輸出量の地域別最多は欧州連合(EU)を中心とした欧州の22・8トンで前年度比2・4倍に増えた。次いで米国・カナダの北米が14・7トン。香港、台湾のそれぞれ8・4トンが続く。前年度から最も伸びたのはアラブ首長国連邦(UAE)で、3・3倍の4・9トン。同国のドバイで21年10月~今年3月に開かれた万博の影響とみられる。
■米国のユーチューバーにも
好調を支えるのは、海外での流通体制の構築だ。輸出は12年2月のマカオ向けから始まり、アジアや欧米など23カ国・地域に広がる。ブランド管理の制度に基づく、レストランや精肉店の指定登録店も海外37カ国・地域に368店(22年7月時点)。国内と合わせた全784店のほぼ半数を占めるまでに拡大した。

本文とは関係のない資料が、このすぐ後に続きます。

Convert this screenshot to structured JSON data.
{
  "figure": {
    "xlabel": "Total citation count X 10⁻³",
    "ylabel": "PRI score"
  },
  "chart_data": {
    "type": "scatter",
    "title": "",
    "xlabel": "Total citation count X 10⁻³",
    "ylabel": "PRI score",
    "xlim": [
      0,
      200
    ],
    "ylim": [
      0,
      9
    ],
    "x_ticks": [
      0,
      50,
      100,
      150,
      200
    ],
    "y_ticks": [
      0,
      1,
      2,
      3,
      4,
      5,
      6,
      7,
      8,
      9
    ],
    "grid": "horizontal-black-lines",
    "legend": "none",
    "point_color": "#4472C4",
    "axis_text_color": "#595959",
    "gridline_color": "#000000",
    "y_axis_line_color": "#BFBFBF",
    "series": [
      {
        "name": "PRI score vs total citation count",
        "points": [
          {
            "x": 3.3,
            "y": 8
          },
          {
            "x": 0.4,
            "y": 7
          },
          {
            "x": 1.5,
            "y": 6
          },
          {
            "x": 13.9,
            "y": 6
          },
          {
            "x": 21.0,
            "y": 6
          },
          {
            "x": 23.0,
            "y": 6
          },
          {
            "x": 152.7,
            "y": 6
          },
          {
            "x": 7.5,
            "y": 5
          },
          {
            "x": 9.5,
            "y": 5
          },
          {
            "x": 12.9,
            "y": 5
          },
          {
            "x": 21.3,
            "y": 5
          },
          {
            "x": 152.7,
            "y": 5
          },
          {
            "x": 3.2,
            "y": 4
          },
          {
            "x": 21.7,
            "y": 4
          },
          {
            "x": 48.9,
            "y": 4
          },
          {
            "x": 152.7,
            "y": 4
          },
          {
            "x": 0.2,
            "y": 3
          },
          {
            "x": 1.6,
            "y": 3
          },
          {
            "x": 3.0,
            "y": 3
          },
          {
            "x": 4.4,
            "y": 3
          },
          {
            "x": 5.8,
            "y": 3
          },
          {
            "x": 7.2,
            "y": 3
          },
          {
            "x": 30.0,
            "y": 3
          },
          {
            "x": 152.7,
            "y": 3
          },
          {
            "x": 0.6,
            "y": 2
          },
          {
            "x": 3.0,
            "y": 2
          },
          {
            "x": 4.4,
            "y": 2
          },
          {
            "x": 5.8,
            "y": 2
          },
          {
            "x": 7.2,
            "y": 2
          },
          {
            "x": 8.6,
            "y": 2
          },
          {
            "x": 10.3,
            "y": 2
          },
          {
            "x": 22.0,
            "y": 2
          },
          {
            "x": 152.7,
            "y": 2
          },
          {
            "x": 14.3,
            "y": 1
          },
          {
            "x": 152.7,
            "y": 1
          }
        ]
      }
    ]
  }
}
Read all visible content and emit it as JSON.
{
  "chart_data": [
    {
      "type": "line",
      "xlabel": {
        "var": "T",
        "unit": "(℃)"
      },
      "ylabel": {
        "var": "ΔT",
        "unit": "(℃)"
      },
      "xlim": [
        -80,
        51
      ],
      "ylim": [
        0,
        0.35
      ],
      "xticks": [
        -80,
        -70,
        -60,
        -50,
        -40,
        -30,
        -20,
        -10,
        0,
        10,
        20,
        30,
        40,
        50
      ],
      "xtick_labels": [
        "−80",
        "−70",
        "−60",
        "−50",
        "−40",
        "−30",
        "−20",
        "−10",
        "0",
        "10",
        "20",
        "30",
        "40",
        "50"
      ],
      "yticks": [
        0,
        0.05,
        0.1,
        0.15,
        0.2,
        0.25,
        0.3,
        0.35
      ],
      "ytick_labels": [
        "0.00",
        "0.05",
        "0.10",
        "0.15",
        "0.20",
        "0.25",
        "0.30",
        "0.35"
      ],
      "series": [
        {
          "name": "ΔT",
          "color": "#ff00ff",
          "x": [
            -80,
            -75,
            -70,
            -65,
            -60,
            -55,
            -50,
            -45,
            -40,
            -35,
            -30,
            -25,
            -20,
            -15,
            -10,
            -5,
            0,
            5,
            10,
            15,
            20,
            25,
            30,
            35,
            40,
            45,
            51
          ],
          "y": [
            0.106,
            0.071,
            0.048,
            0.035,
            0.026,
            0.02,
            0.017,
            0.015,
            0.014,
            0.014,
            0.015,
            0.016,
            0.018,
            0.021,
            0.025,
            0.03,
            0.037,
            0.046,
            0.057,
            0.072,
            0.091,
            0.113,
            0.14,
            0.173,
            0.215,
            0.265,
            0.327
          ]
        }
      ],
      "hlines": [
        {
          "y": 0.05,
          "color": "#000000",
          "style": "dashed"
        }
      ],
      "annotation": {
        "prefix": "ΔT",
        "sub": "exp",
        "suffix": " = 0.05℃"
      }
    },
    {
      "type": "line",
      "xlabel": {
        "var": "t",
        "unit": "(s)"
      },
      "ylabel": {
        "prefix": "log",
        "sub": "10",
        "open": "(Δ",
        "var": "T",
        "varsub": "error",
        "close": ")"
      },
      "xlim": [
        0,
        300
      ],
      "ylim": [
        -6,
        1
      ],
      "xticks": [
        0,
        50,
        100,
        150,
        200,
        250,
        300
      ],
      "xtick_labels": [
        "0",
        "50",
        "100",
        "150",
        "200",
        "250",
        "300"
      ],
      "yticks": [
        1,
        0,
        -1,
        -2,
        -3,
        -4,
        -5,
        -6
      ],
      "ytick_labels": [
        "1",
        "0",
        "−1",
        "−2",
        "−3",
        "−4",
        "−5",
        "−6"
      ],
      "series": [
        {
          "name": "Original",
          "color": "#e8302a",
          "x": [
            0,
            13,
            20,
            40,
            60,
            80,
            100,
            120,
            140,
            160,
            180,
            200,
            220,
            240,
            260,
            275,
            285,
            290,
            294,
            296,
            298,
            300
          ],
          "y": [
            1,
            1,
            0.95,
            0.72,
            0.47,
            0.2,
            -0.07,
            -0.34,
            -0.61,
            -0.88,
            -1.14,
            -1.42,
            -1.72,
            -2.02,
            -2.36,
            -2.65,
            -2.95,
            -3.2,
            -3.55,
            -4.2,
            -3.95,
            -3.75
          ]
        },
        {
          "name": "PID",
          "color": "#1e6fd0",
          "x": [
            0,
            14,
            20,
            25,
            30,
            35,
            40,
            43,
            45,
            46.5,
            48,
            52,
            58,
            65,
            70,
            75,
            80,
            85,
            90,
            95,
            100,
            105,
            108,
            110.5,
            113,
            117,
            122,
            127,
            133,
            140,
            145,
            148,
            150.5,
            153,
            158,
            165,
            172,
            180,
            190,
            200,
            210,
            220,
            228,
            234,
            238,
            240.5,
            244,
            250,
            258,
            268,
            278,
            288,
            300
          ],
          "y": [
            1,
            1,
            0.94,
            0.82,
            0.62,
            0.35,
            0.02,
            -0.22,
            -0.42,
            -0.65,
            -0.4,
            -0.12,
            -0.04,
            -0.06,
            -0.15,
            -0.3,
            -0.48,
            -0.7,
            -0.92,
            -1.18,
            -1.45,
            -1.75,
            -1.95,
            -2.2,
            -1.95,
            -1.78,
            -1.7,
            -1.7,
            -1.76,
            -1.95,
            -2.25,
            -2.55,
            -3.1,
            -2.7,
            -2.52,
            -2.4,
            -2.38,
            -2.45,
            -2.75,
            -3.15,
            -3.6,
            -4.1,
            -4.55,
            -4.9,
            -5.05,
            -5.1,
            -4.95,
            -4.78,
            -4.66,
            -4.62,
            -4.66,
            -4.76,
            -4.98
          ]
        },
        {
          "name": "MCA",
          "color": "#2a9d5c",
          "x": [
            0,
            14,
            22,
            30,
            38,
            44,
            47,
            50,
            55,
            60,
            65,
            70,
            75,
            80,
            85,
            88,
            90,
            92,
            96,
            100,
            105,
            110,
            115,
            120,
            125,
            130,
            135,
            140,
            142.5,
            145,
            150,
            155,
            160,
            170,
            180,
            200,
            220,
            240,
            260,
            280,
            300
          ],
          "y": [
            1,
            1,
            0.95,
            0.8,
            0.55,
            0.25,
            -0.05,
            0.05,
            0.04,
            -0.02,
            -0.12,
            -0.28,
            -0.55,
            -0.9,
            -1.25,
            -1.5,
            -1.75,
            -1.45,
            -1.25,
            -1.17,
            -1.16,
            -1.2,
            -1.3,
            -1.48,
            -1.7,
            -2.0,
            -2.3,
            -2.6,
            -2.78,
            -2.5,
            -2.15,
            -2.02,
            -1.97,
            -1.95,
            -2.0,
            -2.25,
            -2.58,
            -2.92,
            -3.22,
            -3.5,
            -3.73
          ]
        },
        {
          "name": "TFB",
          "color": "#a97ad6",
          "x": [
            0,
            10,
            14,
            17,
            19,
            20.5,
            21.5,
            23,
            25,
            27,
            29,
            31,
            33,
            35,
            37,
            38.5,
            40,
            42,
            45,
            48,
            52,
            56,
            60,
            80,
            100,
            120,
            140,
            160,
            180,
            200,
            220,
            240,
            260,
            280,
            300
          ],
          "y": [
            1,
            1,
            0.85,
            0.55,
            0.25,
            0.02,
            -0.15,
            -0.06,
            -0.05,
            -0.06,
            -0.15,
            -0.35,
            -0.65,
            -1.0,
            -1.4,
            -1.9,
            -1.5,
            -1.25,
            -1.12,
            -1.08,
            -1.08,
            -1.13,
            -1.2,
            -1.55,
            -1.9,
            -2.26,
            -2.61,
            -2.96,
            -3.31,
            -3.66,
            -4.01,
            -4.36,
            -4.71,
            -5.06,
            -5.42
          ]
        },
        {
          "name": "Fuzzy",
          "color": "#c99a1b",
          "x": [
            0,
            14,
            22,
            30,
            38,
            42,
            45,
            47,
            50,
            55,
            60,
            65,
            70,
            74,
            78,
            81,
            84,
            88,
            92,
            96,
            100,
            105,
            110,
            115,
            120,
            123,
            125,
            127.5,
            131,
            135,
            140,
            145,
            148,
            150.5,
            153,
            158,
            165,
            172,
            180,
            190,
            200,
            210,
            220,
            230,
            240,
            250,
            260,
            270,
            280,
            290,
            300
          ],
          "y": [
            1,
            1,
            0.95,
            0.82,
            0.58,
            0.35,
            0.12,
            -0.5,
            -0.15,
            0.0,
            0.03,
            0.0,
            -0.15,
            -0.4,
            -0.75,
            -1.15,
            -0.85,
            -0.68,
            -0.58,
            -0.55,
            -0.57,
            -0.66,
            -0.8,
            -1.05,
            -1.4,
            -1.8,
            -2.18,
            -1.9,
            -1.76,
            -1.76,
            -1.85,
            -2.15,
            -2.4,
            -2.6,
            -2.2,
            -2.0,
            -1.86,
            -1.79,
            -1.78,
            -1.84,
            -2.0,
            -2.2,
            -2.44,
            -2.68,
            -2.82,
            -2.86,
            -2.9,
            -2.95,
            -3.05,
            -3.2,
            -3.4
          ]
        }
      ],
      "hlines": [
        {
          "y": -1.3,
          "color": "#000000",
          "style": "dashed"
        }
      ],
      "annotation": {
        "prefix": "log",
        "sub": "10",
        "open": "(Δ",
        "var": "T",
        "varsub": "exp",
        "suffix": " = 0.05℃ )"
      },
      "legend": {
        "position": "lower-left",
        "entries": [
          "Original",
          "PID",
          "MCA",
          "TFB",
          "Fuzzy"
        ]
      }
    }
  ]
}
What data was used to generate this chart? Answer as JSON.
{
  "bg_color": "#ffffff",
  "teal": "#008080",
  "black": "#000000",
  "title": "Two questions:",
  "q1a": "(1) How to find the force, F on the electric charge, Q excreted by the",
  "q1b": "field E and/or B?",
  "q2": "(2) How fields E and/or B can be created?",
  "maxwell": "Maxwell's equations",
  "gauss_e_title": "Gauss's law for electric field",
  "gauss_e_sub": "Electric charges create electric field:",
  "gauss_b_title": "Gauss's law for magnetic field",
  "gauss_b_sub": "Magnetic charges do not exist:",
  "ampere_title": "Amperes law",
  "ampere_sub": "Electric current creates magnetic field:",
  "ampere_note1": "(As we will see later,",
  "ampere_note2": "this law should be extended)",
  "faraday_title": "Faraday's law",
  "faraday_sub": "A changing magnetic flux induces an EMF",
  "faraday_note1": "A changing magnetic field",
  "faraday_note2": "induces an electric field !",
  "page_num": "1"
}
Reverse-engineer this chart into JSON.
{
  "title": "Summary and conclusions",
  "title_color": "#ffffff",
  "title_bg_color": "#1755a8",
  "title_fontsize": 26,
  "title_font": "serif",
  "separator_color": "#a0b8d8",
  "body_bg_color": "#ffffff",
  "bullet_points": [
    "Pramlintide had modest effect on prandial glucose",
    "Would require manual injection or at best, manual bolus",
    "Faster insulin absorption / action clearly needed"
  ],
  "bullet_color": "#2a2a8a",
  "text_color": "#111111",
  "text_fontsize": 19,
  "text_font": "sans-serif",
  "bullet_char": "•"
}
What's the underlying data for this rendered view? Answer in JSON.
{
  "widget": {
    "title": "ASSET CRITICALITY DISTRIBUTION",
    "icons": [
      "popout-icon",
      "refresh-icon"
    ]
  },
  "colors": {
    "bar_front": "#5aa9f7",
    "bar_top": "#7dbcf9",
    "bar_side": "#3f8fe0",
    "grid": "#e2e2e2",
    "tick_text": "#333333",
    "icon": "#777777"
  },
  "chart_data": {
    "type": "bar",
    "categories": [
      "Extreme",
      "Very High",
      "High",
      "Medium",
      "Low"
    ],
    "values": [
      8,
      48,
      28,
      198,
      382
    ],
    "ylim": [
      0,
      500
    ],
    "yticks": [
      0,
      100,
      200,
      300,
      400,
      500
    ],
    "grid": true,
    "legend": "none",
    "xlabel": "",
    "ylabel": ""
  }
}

さらに21年度は、牛肉に加工する和牛マスター食肉センター(姫路市)や生産者、流通業者らが神戸ビーフの輸出を促進する共同事業体を発足させた。
米国やEUが輸入の要件とする「アニマルウェルフェア」(動物福祉)に配慮した飼育に取り組む。全日本空輸と連携し、日本-米国便ビジネスクラスの機内食に神戸ビーフの柳川煮を提供。米国のユーチューバーを使った情報発信も行ってきた。
■海外バイヤーを招待
コロナ禍が落ち着きを見せる中、22年度は海外でのプロモーションに力を入れる。11月からは欧米で、行政や料理店、メディアの関係者を対象に試食会を開く。来年3月には、海外のバイヤーを同食肉センターに招いた競りの開催も計画する。
輸出は22年度も好調が続く。神戸ビーフのブランド管理を担う神戸肉流通推進協議会の谷元哲則事務局長(61)は「効果的なPRを行うため各国の卸業者とも協力し、さらに神戸ビーフを広めたい」と意気込んでいる。